Along with her duties as screenwriter, Ms. Ebrahimi stars as Rahimi, a reporter from Tehran who has traveled to Mashhad, the country’s second-largest city and home to the Imam Reza Shrine, a site at which millions of pilgrims congregate annually. A serial killer has been murdering prostitutes in the area, and the police have been stymied in locating the perpetrator. Rahimi joins forces with Sharifi (Arash Ashtiani), a local newspaperman who has, on several occasions, been in telephone contact with the murderer.

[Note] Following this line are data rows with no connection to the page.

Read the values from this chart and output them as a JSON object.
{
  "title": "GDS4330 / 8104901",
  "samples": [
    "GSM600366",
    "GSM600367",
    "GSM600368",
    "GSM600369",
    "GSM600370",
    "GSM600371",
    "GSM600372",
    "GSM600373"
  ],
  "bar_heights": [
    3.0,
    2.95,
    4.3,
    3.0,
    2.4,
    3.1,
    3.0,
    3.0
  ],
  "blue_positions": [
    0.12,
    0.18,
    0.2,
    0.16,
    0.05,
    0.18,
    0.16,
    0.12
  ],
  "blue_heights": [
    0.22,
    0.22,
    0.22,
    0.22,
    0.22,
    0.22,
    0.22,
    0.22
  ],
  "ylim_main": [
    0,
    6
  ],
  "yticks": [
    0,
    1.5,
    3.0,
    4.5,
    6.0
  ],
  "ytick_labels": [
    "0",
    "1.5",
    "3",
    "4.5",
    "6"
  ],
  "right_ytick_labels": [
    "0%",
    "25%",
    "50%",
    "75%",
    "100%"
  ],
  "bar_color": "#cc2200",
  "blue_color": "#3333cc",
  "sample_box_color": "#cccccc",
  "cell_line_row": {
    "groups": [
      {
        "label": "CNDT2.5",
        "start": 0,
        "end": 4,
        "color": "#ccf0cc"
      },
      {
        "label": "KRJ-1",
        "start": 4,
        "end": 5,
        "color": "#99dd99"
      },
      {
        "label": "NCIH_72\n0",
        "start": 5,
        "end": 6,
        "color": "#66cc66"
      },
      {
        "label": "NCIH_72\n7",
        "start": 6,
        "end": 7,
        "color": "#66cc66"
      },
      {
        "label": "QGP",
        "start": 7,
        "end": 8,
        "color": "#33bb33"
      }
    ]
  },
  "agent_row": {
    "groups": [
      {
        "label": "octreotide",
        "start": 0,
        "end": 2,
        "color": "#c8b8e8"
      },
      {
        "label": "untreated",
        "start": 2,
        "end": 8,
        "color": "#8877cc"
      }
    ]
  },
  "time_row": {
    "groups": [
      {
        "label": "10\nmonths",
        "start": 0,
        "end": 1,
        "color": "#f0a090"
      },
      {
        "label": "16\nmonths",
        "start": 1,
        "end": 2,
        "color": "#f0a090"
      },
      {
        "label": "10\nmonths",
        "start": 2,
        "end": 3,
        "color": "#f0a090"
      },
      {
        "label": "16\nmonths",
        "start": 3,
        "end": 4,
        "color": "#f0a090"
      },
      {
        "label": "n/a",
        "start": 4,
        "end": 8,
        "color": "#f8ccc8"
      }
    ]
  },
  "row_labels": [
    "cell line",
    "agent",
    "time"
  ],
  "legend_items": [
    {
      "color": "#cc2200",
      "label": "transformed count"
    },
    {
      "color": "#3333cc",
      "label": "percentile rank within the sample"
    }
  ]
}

“Holy Spider” begins as a whodunnit but shifts gears when Mr. Abbasi tips his hand and lets us know the identity of the killer: Saaed Hanaei (Mehdi Bajistani), a 50-ish construction worker and family man who served in the Iran-Iraq war. Whenever the wife and kids are visiting the in-laws, Hanaei rides his motorcycle to the sketchier precincts of Mashhad, picks up a prostitute, and brings her home. Strangulation, often using the victim’s own chador, is the preferred method of execution.

Mr. Abbasi and Ms. Ebrahimi tread an uneasy line between established fact and cinematic fiction. Ms. Ebrahimi’s character is invented; Mr. Bajistani’s is not. Saaed Hanaei killed 16 women between the years 2000 and 2001 while on a self-styled divine mission to rid Masham of its “cockroaches.” The city was riven by fear. Just before Hanaei’s arrest, the police rounded up hundreds of prostitutes — not for prosecution, but for their own protection.

As the film progresses, “Holy Spider” morphs into a character study and then a police procedural, becoming, in its last minutes, an excoriation of cultural mores. When Hanaei becomes a folk hero after his arrest — he is cleaning up the streets, right? — Rahimi is aghast and Sharifi nonplussed. It’s business as usual, it seems, in the oppressed and patriarchal Iranian culture. Whereupon Mr. Abbisi ends the film with a scene that would be melodramatic in its contrivance if historical circumstance hasn’t proved it altogether accurate. 

“Holy Spider” is grisly, graphic, and often difficult to watch, but it is a compelling, impeccably crafted, and recommended movie. Just be warned: You’ll almost surely leave the theater in an unsettled frame of mind. This, of course, is the point.